After a long day of production and other classes, Olivia used to go to her brother, a 2010 Penn grad, Joe’s apartment to make dinner (The Restaurant School dorms don’t have kitchens).
She had less time on her hands when she began working at Penne in her sophomore year to fulfill the college’s internship requirement.

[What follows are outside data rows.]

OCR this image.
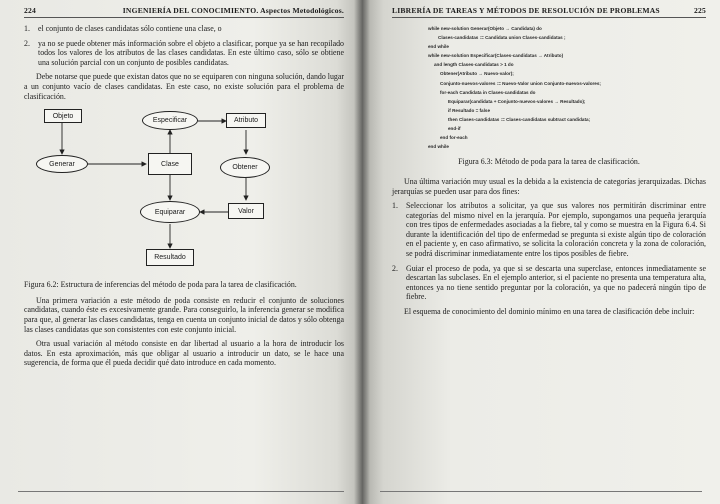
224	INGENIERÍA DEL CONOCIMIENTO. Aspectos Metodológicos.
1.	el conjunto de clases candidatas sólo contiene una clase, o
2.	ya no se puede obtener más información sobre el objeto a clasificar, porque ya se han recopilado todos los valores de los atributos de las clases candidatas. En este último caso, sólo se obtiene una solución parcial con un conjunto de posibles candidatas.

Debe notarse que puede que existan datos que no se equiparen con ninguna solución, dando lugar a un conjunto vacío de clases candidatas. En este caso, no existe solución para el problema de clasificación.

Objeto
Especificar	Atributo
Generar	Clase	Obtener
Equiparar	Valor
Resultado

Figura 6.2: Estructura de inferencias del método de poda para la tarea de clasificación.

Una primera variación a este método de poda consiste en reducir el conjunto de soluciones candidatas, cuando éste es excesivamente grande. Para conseguirlo, la inferencia generar se modifica para que, al generar las clases candidatas, tenga en cuenta un conjunto inicial de datos y sólo obtenga las clases candidatas que son consistentes con este conjunto inicial.

Otra usual variación al método consiste en dar libertad al usuario a la hora de introducir los datos. En esta aproximación, más que obligar al usuario a introducir un dato, se le hace una sugerencia, de forma que él pueda decidir qué dato introduce en cada momento.

LIBRERÍA DE TAREAS Y MÉTODOS DE RESOLUCIÓN DE PROBLEMAS	225
while new-solution Generar(Objeto → Candidata) do
Clases-candidatas := Candidata union Clases-candidatas ;
end while
while new-solution Especificar(Clases-candidatas → Atributo)
and length Clases-candidatas > 1 do
Obtener(Atributo → Nuevo-valor);
Conjunto-nuevos-valores := Nuevo-Valor union Conjunto-nuevos-valores;
for-each Candidata in Clases-candidatas do
Equiparar(candidata + Conjunto-nuevos-valores → Resultado);
if Resultado = false
then Clases-candidatas := Clases-candidatas subtract candidata;
end-if
end for-each
end while

Figura 6.3: Método de poda para la tarea de clasificación.

Una última variación muy usual es la debida a la existencia de categorías jerarquizadas. Dichas jerarquías se pueden usar para dos fines:

1.	Seleccionar los atributos a solicitar, ya que sus valores nos permitirán discriminar entre categorías del mismo nivel en la jerarquía. Por ejemplo, supongamos una pequeña jerarquía con tres tipos de enfermedades asociadas a la fiebre, tal y como se muestra en la Figura 6.4. Si durante la identificación del tipo de enfermedad se pregunta si existe algún tipo de coloración en el paciente y, en caso afirmativo, se solicita la coloración concreta y la zona de coloración, se podrá discriminar inmediatamente entre los tipos posibles de fiebre.
2.	Guiar el proceso de poda, ya que si se descarta una superclase, entonces inmediatamente se descartan las subclases. En el ejemplo anterior, si el paciente no presenta una temperatura alta, entonces ya no tiene sentido preguntar por la coloración, ya que no padecerá ningún tipo de fiebre.

El esquema de conocimiento del dominio mínimo en una tarea de clasificación debe incluir:
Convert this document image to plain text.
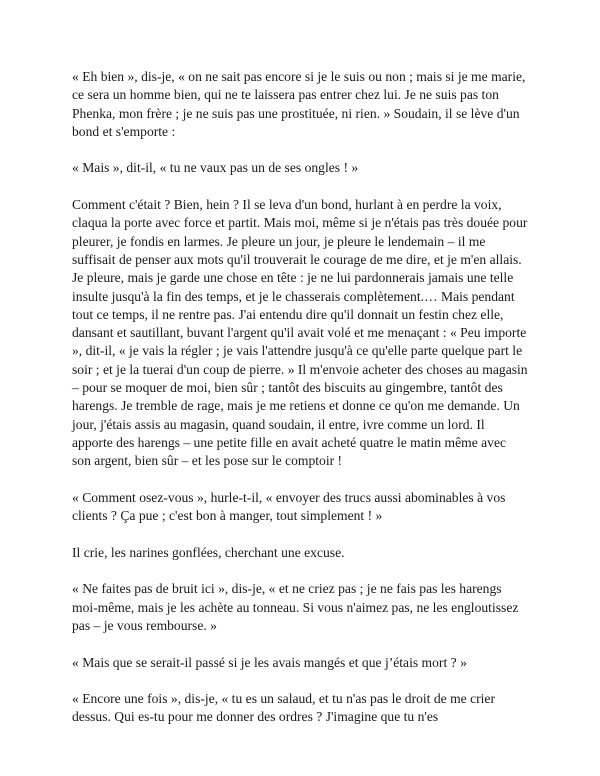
« Eh bien », dis-je, « on ne sait pas encore si je le suis ou non ; mais si je me marie, ce sera un homme bien, qui ne te laissera pas entrer chez lui. Je ne suis pas ton Phenka, mon frère ; je ne suis pas une prostituée, ni rien. » Soudain, il se lève d'un bond et s'emporte :

« Mais », dit-il, « tu ne vaux pas un de ses ongles ! »

Comment c'était ? Bien, hein ? Il se leva d'un bond, hurlant à en perdre la voix, claqua la porte avec force et partit. Mais moi, même si je n'étais pas très douée pour pleurer, je fondis en larmes. Je pleure un jour, je pleure le lendemain – il me suffisait de penser aux mots qu'il trouverait le courage de me dire, et je m'en allais. Je pleure, mais je garde une chose en tête : je ne lui pardonnerais jamais une telle insulte jusqu'à la fin des temps, et je le chasserais complètement.… Mais pendant tout ce temps, il ne rentre pas. J'ai entendu dire qu'il donnait un festin chez elle, dansant et sautillant, buvant l'argent qu'il avait volé et me menaçant : « Peu importe », dit-il, « je vais la régler ; je vais l'attendre jusqu'à ce qu'elle parte quelque part le soir ; et je la tuerai d'un coup de pierre. » Il m'envoie acheter des choses au magasin – pour se moquer de moi, bien sûr ; tantôt des biscuits au gingembre, tantôt des harengs. Je tremble de rage, mais je me retiens et donne ce qu'on me demande. Un jour, j'étais assis au magasin, quand soudain, il entre, ivre comme un lord. Il apporte des harengs – une petite fille en avait acheté quatre le matin même avec son argent, bien sûr – et les pose sur le comptoir !

« Comment osez-vous », hurle-t-il, « envoyer des trucs aussi abominables à vos clients ? Ça pue ; c'est bon à manger, tout simplement ! »

Il crie, les narines gonflées, cherchant une excuse.

« Ne faites pas de bruit ici », dis-je, « et ne criez pas ; je ne fais pas les harengs moi-même, mais je les achète au tonneau. Si vous n'aimez pas, ne les engloutissez pas – je vous rembourse. »

« Mais que se serait-il passé si je les avais mangés et que j’étais mort ? »

« Encore une fois », dis-je, « tu es un salaud, et tu n'as pas le droit de me crier dessus. Qui es-tu pour me donner des ordres ? J'imagine que tu n'es
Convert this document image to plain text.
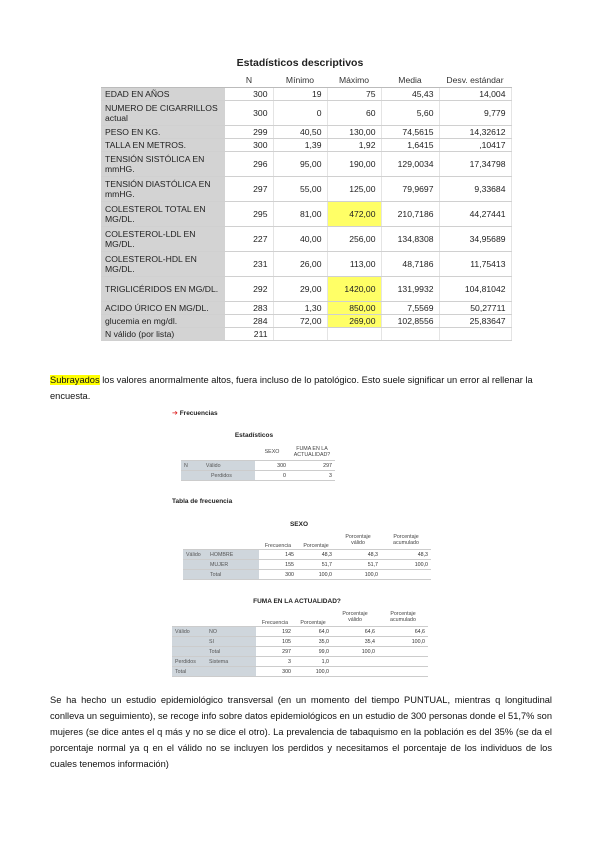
Estadísticos descriptivos
	N	Mínimo	Máximo	Media	Desv. estándar
EDAD EN AÑOS	300	19	75	45,43	14,004
NUMERO DE CIGARRILLOS actual	300	0	60	5,60	9,779
PESO EN KG.	299	40,50	130,00	74,5615	14,32612
TALLA EN METROS.	300	1,39	1,92	1,6415	,10417
TENSIÓN SISTÓLICA EN mmHG.	296	95,00	190,00	129,0034	17,34798
TENSIÓN DIASTÓLICA EN mmHG.	297	55,00	125,00	79,9697	9,33684
COLESTEROL TOTAL EN MG/DL.	295	81,00	472,00	210,7186	44,27441
COLESTEROL-LDL EN MG/DL.	227	40,00	256,00	134,8308	34,95689
COLESTEROL-HDL EN MG/DL.	231	26,00	113,00	48,7186	11,75413
TRIGLICÉRIDOS EN MG/DL.	292	29,00	1420,00	131,9932	104,81042
ACIDO ÚRICO EN MG/DL.	283	1,30	850,00	7,5569	50,27711
glucemia en mg/dl.	284	72,00	269,00	102,8556	25,83647
N válido (por lista)	211				
Subrayados los valores anormalmente altos, fuera incluso de lo patológico. Esto suele significar un error al rellenar la encuesta.
➔ Frecuencias
Estadísticos
	SEXO	FUMA EN LA ACTUALIDAD?
N Válido	300	297
Perdidos	0	3
Tabla de frecuencia
SEXO
	Frecuencia	Porcentaje	Porcentaje válido	Porcentaje acumulado
Válido HOMBRE	145	48,3	48,3	48,3
MUJER	155	51,7	51,7	100,0
Total	300	100,0	100,0	
FUMA EN LA ACTUALIDAD?
	Frecuencia	Porcentaje	Porcentaje válido	Porcentaje acumulado
Válido NO	192	64,0	64,6	64,6
SI	105	35,0	35,4	100,0
Total	297	99,0	100,0	
Perdidos Sistema	3	1,0		
Total	300	100,0		
Se ha hecho un estudio epidemiológico transversal (en un momento del tiempo PUNTUAL, mientras q longitudinal conlleva un seguimiento), se recoge info sobre datos epidemiológicos en un estudio de 300 personas donde el 51,7% son mujeres (se dice antes el q más y no se dice el otro). La prevalencia de tabaquismo en la población es del 35% (se da el porcentaje normal ya q en el válido no se incluyen los perdidos y necesitamos el porcentaje de los individuos de los cuales tenemos información)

Although she knows some people who struggled to find jobs, she doesn’t know anyone in her class who does not have a job now.
Olivia decided to go to culinary school because “All I could think about all day when I was in [high] school was what I was going to make to eat that night.” She went for pastries because she never skips dessert and likes the challenge, calling baking “the perfect mesh of art and science.”
Now that she is “a real person,” Olivia knows her passion for baking “truly is love” because she is willing to put up with the exhaustion, heat and injuries that come with working in a kitchen.
Average entry–level pay is only around $11 per hour for someone with a culinary degree. “In this field you are supposed to start from dirt,” explains Olivia.
EATING AT THE RESTAURANT SCHOOL:
All restaurants are open Tuesday through Saturday, 5:30–10:00 p.m., and are located at 4027 Walnut St.
The Italian Trattoria: $13.95 The American Heartland: $21 The International Bistr:o $21 The Great Chefs: $35, $50 with wine pairing
All menus are prix–fixe. Reservations can be made on OpenTable.com
The Pastry Shop Cakes, pies, tortes, croissants, scones, coffee, ready made omelettes A coffee and a breakfast pastry cost approximately $3.25 Monday – Saturday 7:30 a.m.–6:00 p.m.